In contrast, only 1,413 GCC citizens worked in Saudi Arabia including 721 Kuwaitis, 501 Bahrainis, 150 Omanis and 18 Qataris. There were no UAE citizens working in the Kingdom. In addition, all GCC workers in the Kingdom worked in the private sector.
Saudi Arabia is considered a rapidly growing economy, with its multibillion-riyal projects and vast businesses.
According to the Global Wage Report 2012/13 issued by the International Labor Organization, there is a large difference in wages between GCC citizens and non-nationals because of the “Arabization” process taking place in the region, which seeks to increase the proportion of local employees.
Noura Al-Turki, an organization development manager at NESMA Holding, said Saudis should be proud of those seeking work in other countries.“It is positive to see Saudis compete in the overseas job market rather than in the Kingdom. In the current globalization age, all companies are searching for talented people regardless of their nationality. Even though we have the strongest economy in the GCC, Saudis should work everywhere without being restricted by borders,” she said.
“The new generation of Saudis is very optimistic and always looking to have new experiences in the job market, which is why they work abroad.” Al-Turki said the Kingdom needs more training centers offering special programs for employees.
She said some Saudis do not consider the Kingdom an attractive place to work. They complain of low wages, unsettled working hours, and discrimination by expatriate bosses.
Mohammed Al-Tawi, general manager of human resources at Taajeer Company, said companies must stop employing expatriates for top jobs in the Kingdom, at the expense of Saudis. He believes this has frustrated Saudis, leading them to seek jobs outside the country. He believes that the "Saudi work environment is unhealthy for talented job seekers. If we have a look at the government sector, we will see there is no competition, with all employees getting equal promotions and equal salary raises. Such unfair evaluations have forced many Saudis to work in other GCC countries, in the private and government sectors.”
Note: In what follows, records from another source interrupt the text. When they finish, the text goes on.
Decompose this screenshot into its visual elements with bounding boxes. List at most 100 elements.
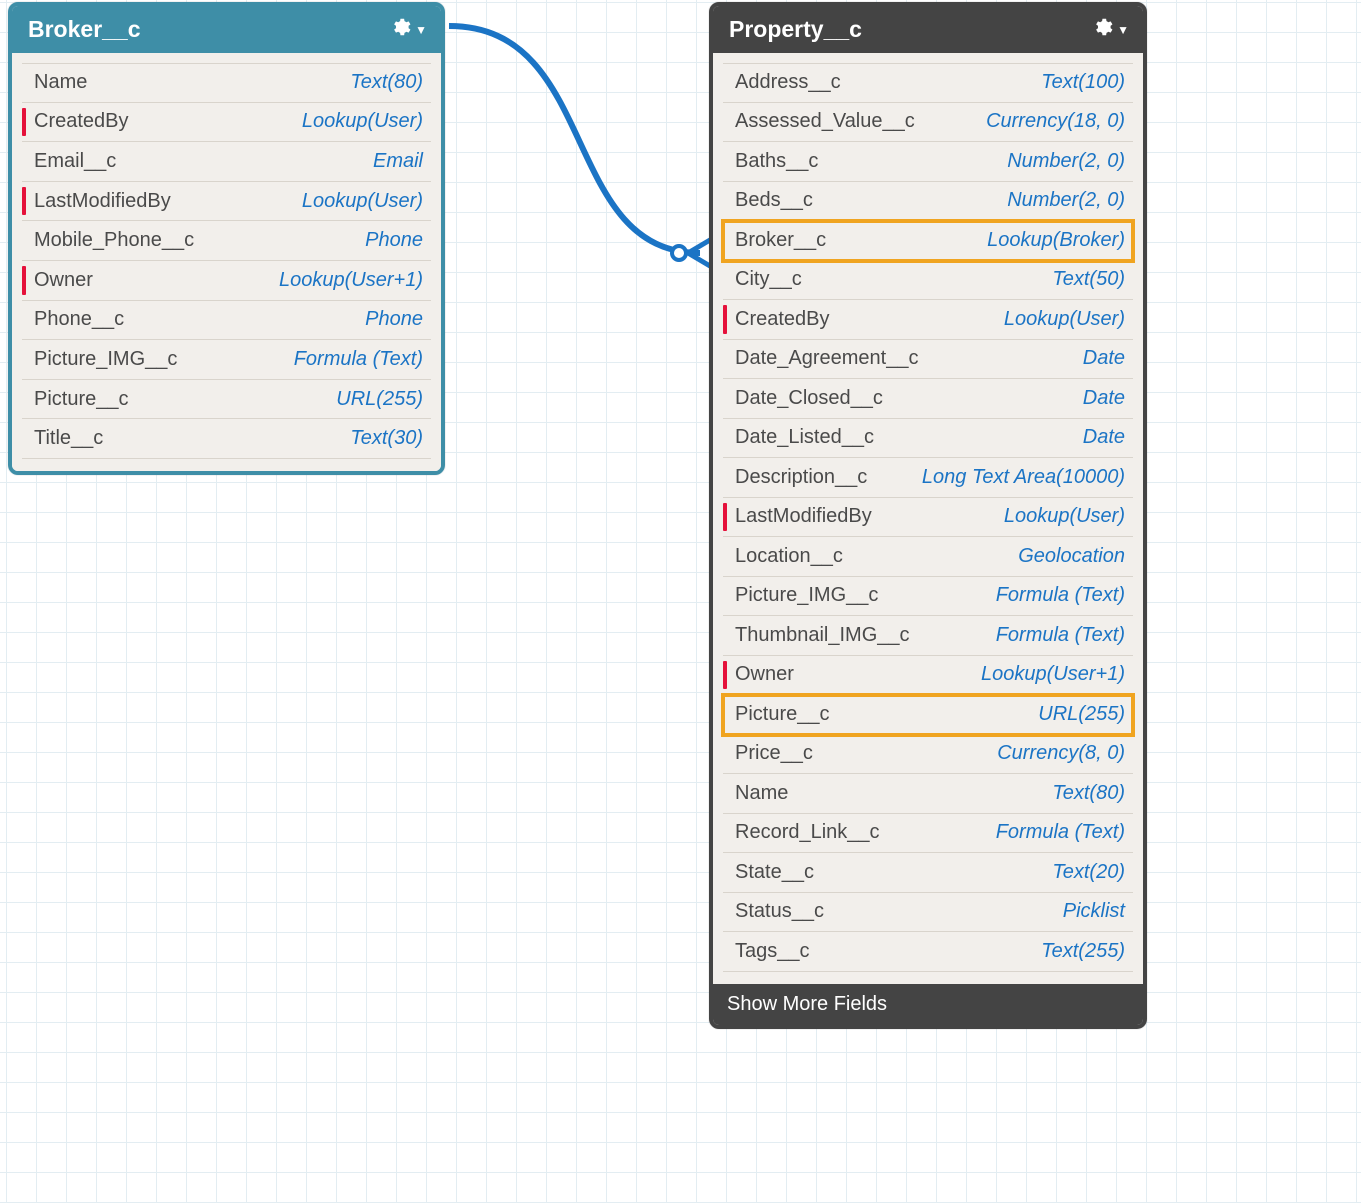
- field-type: Lookup(Broker): [987, 229, 1125, 252]
- field-type: Currency(18, 0): [986, 110, 1125, 133]
- field-row[interactable]: Picture__cURL(255): [723, 695, 1133, 735]
- field-name: Tags__c: [735, 940, 810, 963]
- field-row[interactable]: Baths__cNumber(2, 0): [723, 142, 1133, 182]
- field-row[interactable]: Picture_IMG__cFormula (Text): [22, 340, 431, 380]
- field-type: Lookup(User): [302, 110, 423, 133]
- gear-icon: [1091, 16, 1113, 43]
- field-name: Name: [34, 71, 87, 94]
- field-name: Record_Link__c: [735, 821, 880, 844]
- entity-title: Property__c: [729, 16, 862, 43]
- field-row[interactable]: Price__c Currency(8, 0): [723, 735, 1133, 775]
- field-type: Text(100): [1041, 71, 1125, 94]
- field-type: Formula (Text): [996, 584, 1125, 607]
- field-row[interactable]: LastModifiedByLookup(User): [723, 498, 1133, 538]
- entity-body: Address__c Text(100) Assessed_Value__cCurr…: [713, 53, 1143, 984]
- show-more-fields-button[interactable]: Show More Fields: [713, 984, 1143, 1025]
- field-row[interactable]: Mobile_Phone__c Phone: [22, 221, 431, 261]
- field-row[interactable]: Date_Closed__cDate: [723, 379, 1133, 419]
- field-name: Location__c: [735, 545, 843, 568]
- field-row[interactable]: Assessed_Value__cCurrency(18, 0): [723, 103, 1133, 143]
- field-name: Date_Closed__c: [735, 387, 883, 410]
- field-row[interactable]: Picture_IMG__c Formula (Text): [723, 577, 1133, 617]
- field-name: Owner: [735, 663, 794, 686]
- field-row[interactable]: Owner Lookup(User+1): [723, 656, 1133, 696]
- field-name: LastModifiedBy: [34, 190, 171, 213]
- entity-menu-button[interactable]: ▼: [389, 16, 427, 43]
- field-row[interactable]: Phone__c Phone: [22, 301, 431, 341]
- field-type: Phone: [365, 229, 423, 252]
- entity-property[interactable]: Property__c ▼ Address__c Text(100) Assesse…: [709, 2, 1147, 1029]
- field-name: Owner: [34, 269, 93, 292]
- field-type: Date: [1083, 426, 1125, 449]
- field-type: Lookup(User+1): [981, 663, 1125, 686]
- field-row[interactable]: Description__cLong Text Area(10000): [723, 458, 1133, 498]
- field-row[interactable]: Record_Link__c Formula (Text): [723, 814, 1133, 854]
- field-name: Picture_IMG__c: [735, 584, 878, 607]
- field-type: Formula (Text): [996, 821, 1125, 844]
- field-row[interactable]: Owner Lookup(User+1): [22, 261, 431, 301]
- field-type: Text(80): [1052, 782, 1125, 805]
- field-name: CreatedBy: [34, 110, 129, 133]
- field-name: Phone__c: [34, 308, 124, 331]
- field-name: Beds__c: [735, 189, 813, 212]
- entity-menu-button[interactable]: ▼: [1091, 16, 1129, 43]
- field-row[interactable]: Date_Agreement__cDate: [723, 340, 1133, 380]
- field-row[interactable]: Tags__c Text(255): [723, 932, 1133, 972]
- field-name: Status__c: [735, 900, 824, 923]
- entity-broker[interactable]: Broker__c ▼ Name Text(80) CreatedBy Lookup(…: [8, 2, 445, 475]
- field-row[interactable]: Location__c Geolocation: [723, 537, 1133, 577]
- field-type: Date: [1083, 347, 1125, 370]
- field-type: URL(255): [336, 388, 423, 411]
- field-type: Phone: [365, 308, 423, 331]
- field-name: Broker__c: [735, 229, 826, 252]
- field-name: CreatedBy: [735, 308, 830, 331]
- field-name: City__c: [735, 268, 802, 291]
- field-type: Text(255): [1041, 940, 1125, 963]
- field-list: Name Text(80) CreatedBy Lookup(User) Email__…: [22, 63, 431, 459]
- field-row[interactable]: Broker__c Lookup(Broker): [723, 221, 1133, 261]
- field-row[interactable]: Thumbnail_IMG__cFormula (Text): [723, 616, 1133, 656]
- field-name: Description__c: [735, 466, 867, 489]
- field-list: Address__c Text(100) Assessed_Value__cCurr…: [723, 63, 1133, 972]
- field-type: Text(20): [1052, 861, 1125, 884]
- field-name: Mobile_Phone__c: [34, 229, 194, 252]
- field-row[interactable]: City__cText(50): [723, 261, 1133, 301]
- field-name: Price__c: [735, 742, 813, 765]
- field-row[interactable]: Title__c Text(30): [22, 419, 431, 459]
- entity-title: Broker__c: [28, 16, 141, 43]
- relationship-endpoint-icon: [670, 244, 688, 262]
- field-row[interactable]: Name Text(80): [723, 774, 1133, 814]
- field-row[interactable]: CreatedBy Lookup(User): [723, 300, 1133, 340]
- field-name: Picture__c: [34, 388, 129, 411]
- field-row[interactable]: Date_Listed__c Date: [723, 419, 1133, 459]
- field-name: Date_Listed__c: [735, 426, 874, 449]
- field-row[interactable]: Picture__c URL(255): [22, 380, 431, 420]
- field-row[interactable]: Email__cEmail: [22, 142, 431, 182]
- field-name: Email__c: [34, 150, 116, 173]
- chevron-down-icon: ▼: [415, 23, 427, 37]
- field-type: Number(2, 0): [1007, 150, 1125, 173]
- field-type: Text(80): [350, 71, 423, 94]
- field-row[interactable]: CreatedBy Lookup(User): [22, 103, 431, 143]
- field-name: Title__c: [34, 427, 103, 450]
- field-type: Currency(8, 0): [997, 742, 1125, 765]
- field-name: Address__c: [735, 71, 841, 94]
- field-row[interactable]: State__c Text(20): [723, 853, 1133, 893]
- field-name: Thumbnail_IMG__c: [735, 624, 910, 647]
- field-name: State__c: [735, 861, 814, 884]
- field-name: Picture__c: [735, 703, 830, 726]
- field-type: Lookup(User+1): [279, 269, 423, 292]
- field-type: Text(30): [350, 427, 423, 450]
- field-row[interactable]: Status__c Picklist: [723, 893, 1133, 933]
- field-row[interactable]: Beds__cNumber(2, 0): [723, 182, 1133, 222]
- field-name: Name: [735, 782, 788, 805]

Despite the fact that Saudi Arabia offers the most job opportunities for expatriates, many prefer to work in other GCC countries because of the differences in lifestyle.
According to the survey, Saudi Arabia is the third-favored work destination after the UAE and Qatar. Expatriates prefer Dubai, Abu Dhabi and Doha as the best cities for living. Jeddah, Riyadh and Dammam are low on the list of preferred places to work.